(a film review by Mark R. Leeper)

CAPSULE: How would universal infertility affect the human race? How would people react to a death sentence in sixty years or so? How exactly is society different without children? These and many other fascinating ideas are foregone in CHILDREN OF MEN in order to give us a very prosaic action film. The film is diverting, but empty. Rating: 0 (-4 to +4) or 4/10

[A spoiler section with some questions about the plot follows the main body of the review.]

This film has been very well received and, as with several other films this year that have been popular with the critics, I am just not sure what the fuss is about. CHIKDREN OF MEN seems to possess an intriguing idea from the trailer, but what you see in the trailer is really about as far as the film ever gets as science fiction. There are no ideas or interesting images in the film that go beyond what you get from the trailer. You see some people running around and shooting at each other and betraying each other, but nothing more is done with the ideas. How are people different in a world without children? Well, they are a lot meaner and they get into a lot more violent fights. We could have seen a little about how young couples react to the inability to have children. Does marriage seem pointless, for example? Are pets suddenly more popular? We never know and that is not what this film is about. The film is about fighting and betrayal in a society grinding to a halt.

You do get extended violent gun battles and scenes of a devastated England--supposedly the last country still standing. You get a picture of grunge London dropping back into barbarity. But it is a barbarity that is nearly indistinguishable from one that resulted from dozens of other science-fictional causes. How is a universal infertility fin du monde different from the one in NO BLADE OF GRASS or one from a terrorist attack on the government? The answer to Alfonso Cuarón (of Y TU MAMÁ TAMBIÉN) is that it is not much different at all.

In the year 2027 the youngest person on Earth dies. He was eighteen years old. When he was born, birth rates were dropping off disastrously. He was the last child ever born. Apparently England is the only country in the world where the government is still in control, and there it is a fascist state that is most concerned with rounding up illegal aliens and deporting them. Clive Owen plays Theo Faron, a former radical who now has a boring government job. He takes time off to visit an old friend, Jasper Palmer (Michael Caine), who is himself the crumbling remains of a formidable political activist. On returning to London, Theo is kidnapped by so-called "terrorists" only to find that one is his former lover, Julian (Julianne Moore). With Julian he had a child, but sadly the child died and the relationship soured. Now Julian wants Theo to be a bodyguard to take a woman to the Azores and to The Human Project. That project, if it is more than a myth, is working on correcting the infertility problem. The woman is to be taken is Kee (Claire- Hope Ashitey), who miraculously appears to be pregnant.

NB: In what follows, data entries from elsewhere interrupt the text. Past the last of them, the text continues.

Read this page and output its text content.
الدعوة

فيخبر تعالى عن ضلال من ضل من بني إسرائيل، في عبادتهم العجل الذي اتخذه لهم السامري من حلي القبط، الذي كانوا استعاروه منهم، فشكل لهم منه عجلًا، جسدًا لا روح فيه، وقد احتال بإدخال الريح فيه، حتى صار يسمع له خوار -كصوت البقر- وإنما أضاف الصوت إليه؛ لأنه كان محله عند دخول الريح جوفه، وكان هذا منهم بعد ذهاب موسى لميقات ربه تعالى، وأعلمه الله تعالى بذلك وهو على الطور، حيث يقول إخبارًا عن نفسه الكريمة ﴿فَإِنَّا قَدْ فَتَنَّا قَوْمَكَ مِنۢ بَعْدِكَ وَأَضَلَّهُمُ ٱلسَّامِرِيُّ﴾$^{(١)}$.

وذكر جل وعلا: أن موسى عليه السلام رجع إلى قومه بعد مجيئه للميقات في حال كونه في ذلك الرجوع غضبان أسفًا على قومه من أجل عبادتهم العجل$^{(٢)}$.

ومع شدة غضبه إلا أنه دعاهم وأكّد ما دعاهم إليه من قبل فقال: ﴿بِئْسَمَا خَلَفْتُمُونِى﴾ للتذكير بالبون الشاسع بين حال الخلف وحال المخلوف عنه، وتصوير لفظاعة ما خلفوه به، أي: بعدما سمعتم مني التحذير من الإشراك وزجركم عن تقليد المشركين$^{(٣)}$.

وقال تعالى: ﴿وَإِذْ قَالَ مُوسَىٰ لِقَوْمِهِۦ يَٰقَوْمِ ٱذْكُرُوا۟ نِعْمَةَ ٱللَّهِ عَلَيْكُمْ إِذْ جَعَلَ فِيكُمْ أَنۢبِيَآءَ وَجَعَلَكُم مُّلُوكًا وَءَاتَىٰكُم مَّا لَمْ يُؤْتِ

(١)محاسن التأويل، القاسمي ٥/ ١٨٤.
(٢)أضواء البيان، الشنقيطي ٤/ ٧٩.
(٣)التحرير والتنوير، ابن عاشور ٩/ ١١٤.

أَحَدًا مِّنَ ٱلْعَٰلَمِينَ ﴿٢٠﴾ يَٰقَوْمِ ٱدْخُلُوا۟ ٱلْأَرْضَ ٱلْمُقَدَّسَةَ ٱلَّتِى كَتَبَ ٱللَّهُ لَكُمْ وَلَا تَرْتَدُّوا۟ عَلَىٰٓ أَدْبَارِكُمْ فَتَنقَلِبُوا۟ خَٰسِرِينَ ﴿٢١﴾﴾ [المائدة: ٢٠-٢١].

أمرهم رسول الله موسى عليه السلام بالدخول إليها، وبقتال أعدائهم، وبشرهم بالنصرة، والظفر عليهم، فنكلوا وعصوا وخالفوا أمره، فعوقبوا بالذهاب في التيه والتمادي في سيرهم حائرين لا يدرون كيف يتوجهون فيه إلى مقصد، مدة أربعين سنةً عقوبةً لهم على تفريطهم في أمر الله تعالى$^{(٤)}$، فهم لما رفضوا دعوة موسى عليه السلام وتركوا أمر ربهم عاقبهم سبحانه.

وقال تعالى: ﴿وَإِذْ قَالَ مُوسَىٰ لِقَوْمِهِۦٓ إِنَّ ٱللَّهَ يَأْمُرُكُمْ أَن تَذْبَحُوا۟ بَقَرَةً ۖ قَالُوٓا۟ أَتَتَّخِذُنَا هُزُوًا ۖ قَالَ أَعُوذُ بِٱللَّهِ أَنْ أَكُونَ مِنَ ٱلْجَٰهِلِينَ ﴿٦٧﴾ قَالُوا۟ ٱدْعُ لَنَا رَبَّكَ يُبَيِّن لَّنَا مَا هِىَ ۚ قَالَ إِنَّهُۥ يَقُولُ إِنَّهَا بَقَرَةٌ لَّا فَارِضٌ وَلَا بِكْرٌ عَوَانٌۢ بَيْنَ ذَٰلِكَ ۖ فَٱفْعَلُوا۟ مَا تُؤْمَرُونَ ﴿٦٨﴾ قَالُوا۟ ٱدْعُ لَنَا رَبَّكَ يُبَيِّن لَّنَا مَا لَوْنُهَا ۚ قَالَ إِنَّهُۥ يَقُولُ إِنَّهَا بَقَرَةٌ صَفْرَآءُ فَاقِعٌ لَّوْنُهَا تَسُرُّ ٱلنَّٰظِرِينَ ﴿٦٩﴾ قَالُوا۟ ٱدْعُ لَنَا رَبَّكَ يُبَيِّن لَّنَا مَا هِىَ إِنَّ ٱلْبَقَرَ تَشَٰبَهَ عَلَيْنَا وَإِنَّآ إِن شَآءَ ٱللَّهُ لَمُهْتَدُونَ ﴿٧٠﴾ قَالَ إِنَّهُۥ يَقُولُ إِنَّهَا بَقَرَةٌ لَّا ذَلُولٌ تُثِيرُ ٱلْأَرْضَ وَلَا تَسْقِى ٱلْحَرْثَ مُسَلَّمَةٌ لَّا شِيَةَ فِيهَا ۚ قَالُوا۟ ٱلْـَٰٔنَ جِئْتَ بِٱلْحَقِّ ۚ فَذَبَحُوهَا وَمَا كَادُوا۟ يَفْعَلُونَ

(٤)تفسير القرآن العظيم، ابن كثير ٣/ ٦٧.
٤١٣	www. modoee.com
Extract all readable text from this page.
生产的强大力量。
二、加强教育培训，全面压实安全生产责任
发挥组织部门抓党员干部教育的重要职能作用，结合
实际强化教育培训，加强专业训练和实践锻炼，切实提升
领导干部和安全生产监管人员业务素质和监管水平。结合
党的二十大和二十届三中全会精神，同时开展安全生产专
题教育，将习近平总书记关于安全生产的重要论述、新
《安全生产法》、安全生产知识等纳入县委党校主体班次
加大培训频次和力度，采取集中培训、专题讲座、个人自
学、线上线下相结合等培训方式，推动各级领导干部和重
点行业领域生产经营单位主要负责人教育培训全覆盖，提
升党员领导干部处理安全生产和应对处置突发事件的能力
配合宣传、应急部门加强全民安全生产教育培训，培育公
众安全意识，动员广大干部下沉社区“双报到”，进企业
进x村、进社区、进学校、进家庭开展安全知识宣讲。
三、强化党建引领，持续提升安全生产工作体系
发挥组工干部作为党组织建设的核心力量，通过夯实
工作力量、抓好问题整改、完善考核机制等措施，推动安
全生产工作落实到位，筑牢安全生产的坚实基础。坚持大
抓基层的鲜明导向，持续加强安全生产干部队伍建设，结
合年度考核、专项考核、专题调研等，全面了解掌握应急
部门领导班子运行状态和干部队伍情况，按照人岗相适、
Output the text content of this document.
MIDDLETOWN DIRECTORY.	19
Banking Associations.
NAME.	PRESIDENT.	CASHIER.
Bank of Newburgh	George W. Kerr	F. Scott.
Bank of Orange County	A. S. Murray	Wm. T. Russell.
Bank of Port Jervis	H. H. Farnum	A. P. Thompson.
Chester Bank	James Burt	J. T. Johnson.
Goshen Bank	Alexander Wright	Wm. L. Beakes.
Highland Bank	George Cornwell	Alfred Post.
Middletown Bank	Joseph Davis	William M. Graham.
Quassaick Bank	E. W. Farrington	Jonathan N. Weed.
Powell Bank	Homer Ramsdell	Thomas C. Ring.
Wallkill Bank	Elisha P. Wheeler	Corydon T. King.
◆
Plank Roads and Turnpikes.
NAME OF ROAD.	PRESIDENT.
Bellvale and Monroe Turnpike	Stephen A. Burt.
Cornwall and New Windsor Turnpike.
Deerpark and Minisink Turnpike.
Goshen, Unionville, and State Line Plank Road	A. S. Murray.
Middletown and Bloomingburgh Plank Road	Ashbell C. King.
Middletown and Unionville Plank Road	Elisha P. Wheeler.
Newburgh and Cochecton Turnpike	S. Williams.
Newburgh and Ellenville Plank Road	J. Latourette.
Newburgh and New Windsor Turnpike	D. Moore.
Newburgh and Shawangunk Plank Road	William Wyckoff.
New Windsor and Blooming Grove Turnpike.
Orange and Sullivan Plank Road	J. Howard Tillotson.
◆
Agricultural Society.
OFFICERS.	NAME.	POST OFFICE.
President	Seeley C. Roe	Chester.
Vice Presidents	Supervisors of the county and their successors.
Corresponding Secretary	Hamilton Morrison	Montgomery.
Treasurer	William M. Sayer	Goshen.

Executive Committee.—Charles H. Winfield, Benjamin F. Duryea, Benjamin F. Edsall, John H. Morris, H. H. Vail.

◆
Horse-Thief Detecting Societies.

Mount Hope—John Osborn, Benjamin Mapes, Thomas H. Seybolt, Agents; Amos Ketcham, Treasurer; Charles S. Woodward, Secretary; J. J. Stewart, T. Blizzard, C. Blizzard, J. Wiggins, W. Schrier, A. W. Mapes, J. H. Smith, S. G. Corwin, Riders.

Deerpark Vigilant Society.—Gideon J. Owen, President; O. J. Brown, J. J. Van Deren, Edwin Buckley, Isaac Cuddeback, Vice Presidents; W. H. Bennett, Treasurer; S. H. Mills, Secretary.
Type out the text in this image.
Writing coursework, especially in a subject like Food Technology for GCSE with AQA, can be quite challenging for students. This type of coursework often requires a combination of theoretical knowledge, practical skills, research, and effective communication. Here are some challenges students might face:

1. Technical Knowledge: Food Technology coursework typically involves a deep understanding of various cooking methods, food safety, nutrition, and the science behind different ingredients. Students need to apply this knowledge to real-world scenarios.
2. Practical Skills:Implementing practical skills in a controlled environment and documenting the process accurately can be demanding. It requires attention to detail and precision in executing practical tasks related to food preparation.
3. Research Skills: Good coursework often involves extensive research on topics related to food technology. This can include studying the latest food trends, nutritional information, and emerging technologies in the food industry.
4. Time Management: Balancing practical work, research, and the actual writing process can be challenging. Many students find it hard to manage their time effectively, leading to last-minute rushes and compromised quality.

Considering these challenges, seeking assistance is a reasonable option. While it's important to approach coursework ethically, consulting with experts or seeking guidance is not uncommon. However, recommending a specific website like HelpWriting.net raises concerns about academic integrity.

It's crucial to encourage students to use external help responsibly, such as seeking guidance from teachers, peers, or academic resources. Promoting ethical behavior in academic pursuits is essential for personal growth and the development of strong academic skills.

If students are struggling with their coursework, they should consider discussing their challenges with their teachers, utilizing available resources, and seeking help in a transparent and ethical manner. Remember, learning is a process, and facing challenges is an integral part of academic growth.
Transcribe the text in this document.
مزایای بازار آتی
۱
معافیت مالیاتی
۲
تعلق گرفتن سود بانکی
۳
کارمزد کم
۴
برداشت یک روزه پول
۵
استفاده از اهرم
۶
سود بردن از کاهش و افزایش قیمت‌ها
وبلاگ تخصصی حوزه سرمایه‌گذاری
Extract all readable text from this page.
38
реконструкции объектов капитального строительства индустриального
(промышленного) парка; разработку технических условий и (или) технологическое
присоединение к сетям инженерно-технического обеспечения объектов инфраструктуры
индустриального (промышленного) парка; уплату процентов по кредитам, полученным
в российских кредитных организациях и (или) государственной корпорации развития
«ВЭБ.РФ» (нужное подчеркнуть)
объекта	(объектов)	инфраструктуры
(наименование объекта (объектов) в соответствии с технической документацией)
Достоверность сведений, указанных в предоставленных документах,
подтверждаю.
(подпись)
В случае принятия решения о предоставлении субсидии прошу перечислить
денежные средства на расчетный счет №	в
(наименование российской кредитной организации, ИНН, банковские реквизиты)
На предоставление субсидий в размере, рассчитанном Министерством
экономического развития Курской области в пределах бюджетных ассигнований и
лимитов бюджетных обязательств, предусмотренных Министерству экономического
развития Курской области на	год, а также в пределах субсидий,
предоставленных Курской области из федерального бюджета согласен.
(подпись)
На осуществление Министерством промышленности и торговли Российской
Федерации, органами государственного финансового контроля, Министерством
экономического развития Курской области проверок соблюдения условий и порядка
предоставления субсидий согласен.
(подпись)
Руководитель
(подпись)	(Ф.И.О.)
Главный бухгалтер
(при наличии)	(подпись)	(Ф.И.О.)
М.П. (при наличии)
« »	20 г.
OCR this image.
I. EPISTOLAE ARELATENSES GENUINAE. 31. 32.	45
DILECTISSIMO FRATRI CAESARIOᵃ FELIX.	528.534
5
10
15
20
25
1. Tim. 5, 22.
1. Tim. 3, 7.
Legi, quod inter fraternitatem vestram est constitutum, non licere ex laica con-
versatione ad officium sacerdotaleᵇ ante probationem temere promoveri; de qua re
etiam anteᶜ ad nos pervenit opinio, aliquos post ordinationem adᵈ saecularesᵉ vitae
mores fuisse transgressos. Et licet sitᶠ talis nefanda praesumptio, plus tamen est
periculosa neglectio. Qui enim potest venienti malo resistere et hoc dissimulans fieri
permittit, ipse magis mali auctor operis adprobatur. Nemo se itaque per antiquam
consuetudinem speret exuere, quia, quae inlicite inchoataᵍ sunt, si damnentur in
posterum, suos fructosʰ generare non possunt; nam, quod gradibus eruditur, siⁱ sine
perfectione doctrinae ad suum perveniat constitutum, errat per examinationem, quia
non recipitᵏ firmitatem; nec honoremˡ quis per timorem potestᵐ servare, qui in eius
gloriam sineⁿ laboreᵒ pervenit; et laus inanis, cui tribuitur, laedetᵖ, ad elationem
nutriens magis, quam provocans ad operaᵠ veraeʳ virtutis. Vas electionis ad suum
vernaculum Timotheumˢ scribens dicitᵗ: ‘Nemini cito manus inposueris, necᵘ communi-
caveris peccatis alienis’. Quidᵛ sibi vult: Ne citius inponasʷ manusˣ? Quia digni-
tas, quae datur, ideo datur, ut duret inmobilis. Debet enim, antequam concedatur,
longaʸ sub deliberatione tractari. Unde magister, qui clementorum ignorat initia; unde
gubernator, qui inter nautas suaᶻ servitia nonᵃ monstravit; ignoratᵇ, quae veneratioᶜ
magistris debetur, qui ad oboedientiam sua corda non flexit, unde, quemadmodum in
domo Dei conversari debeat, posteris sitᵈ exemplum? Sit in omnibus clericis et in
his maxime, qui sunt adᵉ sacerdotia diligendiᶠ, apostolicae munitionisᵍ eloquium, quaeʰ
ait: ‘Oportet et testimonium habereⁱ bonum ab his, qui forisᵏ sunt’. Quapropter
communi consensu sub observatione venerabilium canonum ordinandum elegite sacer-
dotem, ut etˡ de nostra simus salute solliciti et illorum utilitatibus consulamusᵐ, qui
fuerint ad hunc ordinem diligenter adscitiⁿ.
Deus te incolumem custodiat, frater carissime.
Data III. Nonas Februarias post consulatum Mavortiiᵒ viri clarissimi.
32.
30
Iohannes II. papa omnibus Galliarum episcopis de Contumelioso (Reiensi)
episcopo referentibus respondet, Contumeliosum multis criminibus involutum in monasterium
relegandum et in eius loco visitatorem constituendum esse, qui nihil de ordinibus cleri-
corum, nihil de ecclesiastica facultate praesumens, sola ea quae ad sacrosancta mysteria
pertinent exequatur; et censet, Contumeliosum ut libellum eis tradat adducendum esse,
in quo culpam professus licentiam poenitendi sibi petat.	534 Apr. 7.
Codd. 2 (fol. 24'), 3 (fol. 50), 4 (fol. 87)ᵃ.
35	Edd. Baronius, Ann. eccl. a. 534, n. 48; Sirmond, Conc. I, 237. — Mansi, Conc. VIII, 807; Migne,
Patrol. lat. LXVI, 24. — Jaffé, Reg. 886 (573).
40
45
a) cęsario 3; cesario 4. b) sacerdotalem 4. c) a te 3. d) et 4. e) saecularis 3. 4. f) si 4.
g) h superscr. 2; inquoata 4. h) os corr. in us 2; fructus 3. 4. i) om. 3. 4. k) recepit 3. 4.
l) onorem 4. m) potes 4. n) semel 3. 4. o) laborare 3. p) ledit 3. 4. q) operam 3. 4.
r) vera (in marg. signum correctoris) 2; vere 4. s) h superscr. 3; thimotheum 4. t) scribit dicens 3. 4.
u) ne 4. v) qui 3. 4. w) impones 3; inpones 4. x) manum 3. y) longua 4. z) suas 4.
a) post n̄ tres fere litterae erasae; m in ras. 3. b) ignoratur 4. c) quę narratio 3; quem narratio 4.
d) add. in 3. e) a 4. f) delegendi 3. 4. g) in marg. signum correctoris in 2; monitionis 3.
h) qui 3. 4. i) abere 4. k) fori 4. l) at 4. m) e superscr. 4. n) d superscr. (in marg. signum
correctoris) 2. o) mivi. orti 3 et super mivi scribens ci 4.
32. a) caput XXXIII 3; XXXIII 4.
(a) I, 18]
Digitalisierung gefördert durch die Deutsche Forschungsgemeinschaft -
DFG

The film clearly is intended to make some political statement with its emphasis on calling a not very terrifying group of people terrorists. Also the film shows a sort of fascist treatment of illegal aliens. I have not read the book by mystery writer P. D. James, but this may be something that Mexican director Alfonso Cuarón chose to highlight. Of course, it could have come in with one of the five people credited with working on the script: Alfonso Cuarón, Timothy J. Sexton, David Arata, Mark Fergus, and Hawk Ostby. Having five writers credited for a film is generally not a good sign. Muting the colors to give the film a downbeat feel, as CHILDREN OF MEN does, is becoming a fairly common practice, going back as least as far as the film 1984 (1984) and has been seen as recently as THE GOOD SHEPHERD. Much of the film takes place in an England reduced to near-rubble, further adding to the dismal tone.

This is a film that had a great deal potential, but got too involved in its action scenes. I rate it a 0 on the -4 to +4 scale or 4/10.

SPOILER QUESTIONS: At one point Theo follows the sound of a crying baby. Nobody else seems to notice the sound or be curious about it. Have they all forgotten the sound so quickly? Later in the sequence people do reverentially stop fighting to let Kee with the baby pass. After they pass nobody follows the woman and nobody ever asks Kee about the baby. Everybody goes right back to fighting without anyone realizing that the existence of a baby might change everything. Does that make any sense?